Myla Goldberg
Eliza Naumann, a seemingly unremarkable nine-year-old, expects never to fit into her gifted family: her autodidact father, Saul, absorbed in his study of Jewish mysticism; her brother, Aaron, the vessel of his father's spiritual ambitions; and her brilliant but distant lawyer-mom, Miriam. But when Eliza sweeps her school and district spelling bees in quick succession, Saul takes it as a sign that she is destined for greatness. In this altered reality, Saul inducts her into his hallowed study and lavishes upon her the attention previously reserved for Aaron, who in his displacement embarks upon a lone quest for spiritual fulfillment. When Miriam's secret life triggers a familial explosion, it is Eliza who must order the chaos.

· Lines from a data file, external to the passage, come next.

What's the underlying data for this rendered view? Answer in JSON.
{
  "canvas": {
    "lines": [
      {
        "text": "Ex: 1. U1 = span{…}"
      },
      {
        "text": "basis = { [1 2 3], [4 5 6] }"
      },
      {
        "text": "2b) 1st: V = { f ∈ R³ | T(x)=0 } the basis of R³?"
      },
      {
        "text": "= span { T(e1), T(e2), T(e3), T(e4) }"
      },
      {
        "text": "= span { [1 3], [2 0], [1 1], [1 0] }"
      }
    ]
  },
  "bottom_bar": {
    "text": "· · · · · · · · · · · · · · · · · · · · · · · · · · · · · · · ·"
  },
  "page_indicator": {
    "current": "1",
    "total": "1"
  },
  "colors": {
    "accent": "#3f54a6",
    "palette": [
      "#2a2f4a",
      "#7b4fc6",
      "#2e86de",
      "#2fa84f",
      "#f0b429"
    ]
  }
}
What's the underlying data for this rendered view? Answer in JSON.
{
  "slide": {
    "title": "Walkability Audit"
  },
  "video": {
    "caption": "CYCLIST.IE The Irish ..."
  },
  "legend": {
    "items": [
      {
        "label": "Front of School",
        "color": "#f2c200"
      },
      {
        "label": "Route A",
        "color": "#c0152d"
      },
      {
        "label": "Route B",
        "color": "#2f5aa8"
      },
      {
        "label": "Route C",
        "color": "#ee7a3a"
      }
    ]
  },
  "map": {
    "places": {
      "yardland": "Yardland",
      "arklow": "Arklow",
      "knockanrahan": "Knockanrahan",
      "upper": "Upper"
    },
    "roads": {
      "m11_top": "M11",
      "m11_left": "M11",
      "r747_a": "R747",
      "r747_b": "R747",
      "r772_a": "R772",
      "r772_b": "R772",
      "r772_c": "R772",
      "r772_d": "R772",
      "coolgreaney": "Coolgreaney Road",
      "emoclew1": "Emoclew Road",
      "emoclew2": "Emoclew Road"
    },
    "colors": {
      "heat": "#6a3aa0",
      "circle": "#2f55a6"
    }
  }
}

Myla Goldberg's keen eye for detail brings Eliza's journey to three-dimensional life. As she rises from classroom obscurity to the blinding lights and outsized expectations of the National Bee, Eliza's small pains and large joys are finely wrought and deeply felt.
Myla Goldberg is the author of the bestselling Bee Season, which was a New York Times Notable Book for 2000, winner of the Harold U. Ribalow Prize, winner of the Borders New Voices Prize, and a finalist for the Hemingway Foundation/PEN award, the NYPL Young Lions award, and the Barnes & Noble Discover award. It has been adapted to film and widely translated. Her essay collection, Time’s Magpie, explores all her favorite places in Prague, where she lived for a year in the early nineties. Her novel Wickett’s Remedy grew out of her fascination with the 1918 influenza epidemic and explores the nature of human ambition and the frailty of individual and collective memory. Her short stories have appeared in McSweeneys and Harpers. Her book reviews have appeared in the New York Times and Bookforum. She lives in Brooklyn with her husband, cartoonist Jason Little, and their daughter.